Adanya bukti mark up di Petral, bukan saja mengenai panjangnya supply chain tapi juga formulanya.
Contohnya adalah RON 88 alias bensin premium, ketika tender masih di Petral, formulanya adalah MOPS 92 – USD 0,5, karena tidak ada publikasi MOPS dari RON 88 maka digunakan publikasi RON 92 dengan diskon hanya USD 0,5 saja.
Tapi setelah Petral dibekukan lalu tender dilakukan di ISC Pertamina maka formulanya menjadi MOPS 92 – USD 2,5, berarti diskon atau potongan harganya justru jauh lebih banyak!

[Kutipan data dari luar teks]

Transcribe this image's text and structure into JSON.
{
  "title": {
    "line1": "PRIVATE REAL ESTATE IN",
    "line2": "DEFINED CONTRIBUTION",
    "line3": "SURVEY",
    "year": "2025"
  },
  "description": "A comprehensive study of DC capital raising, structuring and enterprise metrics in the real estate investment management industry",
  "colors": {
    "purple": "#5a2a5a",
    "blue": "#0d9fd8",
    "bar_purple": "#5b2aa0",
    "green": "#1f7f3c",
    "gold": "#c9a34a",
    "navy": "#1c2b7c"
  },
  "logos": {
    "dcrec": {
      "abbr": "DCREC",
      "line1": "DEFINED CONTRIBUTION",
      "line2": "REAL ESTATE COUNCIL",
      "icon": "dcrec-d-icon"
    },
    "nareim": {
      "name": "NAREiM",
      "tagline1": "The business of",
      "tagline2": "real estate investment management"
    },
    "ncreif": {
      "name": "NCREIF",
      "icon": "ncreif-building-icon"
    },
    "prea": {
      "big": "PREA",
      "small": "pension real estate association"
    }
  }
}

Lalu, kenapa impor crude dan BBM terus meningkat? Sangat sederhana! Karena penjualan kendaraan dalam negeri terus digenjot, sehingga konsumsi BBM semakin meningkat, sedangkan produksi crude domestik tidak pernah bertambah, bahkan melorot sehingga hanya mampu berkontribusi setengahnya saja dari kebutuhan nasional yakni 1,5 juta barel per hari.
Alasan pemerintah bahwa mafia migas yang menjadi penyebab naiknya impor minyak adalah alasan yang tidak tepat, karena seharusnya pemerintah kreatif untuk segera menghadirkan BBM alternatif bagi rakyat Indonesia.
Selain itu, jika pemerintah menginginkan agar defisit neraca perdagangan yang diakibatkan oleh import BBM yang sangat menyedot devisa, maka sebaiknya pemerintah melakukan penjajagan untuk swap atau barter minyak impor dengan batubara domestik.
Pertamina sudah terbiasa melakukan swap antara minyak dengan produk minyak, tapi walaupun swap antara minyak dengan barubara belum pernah dilakukan, apa salahnya untuk dijajagi juga!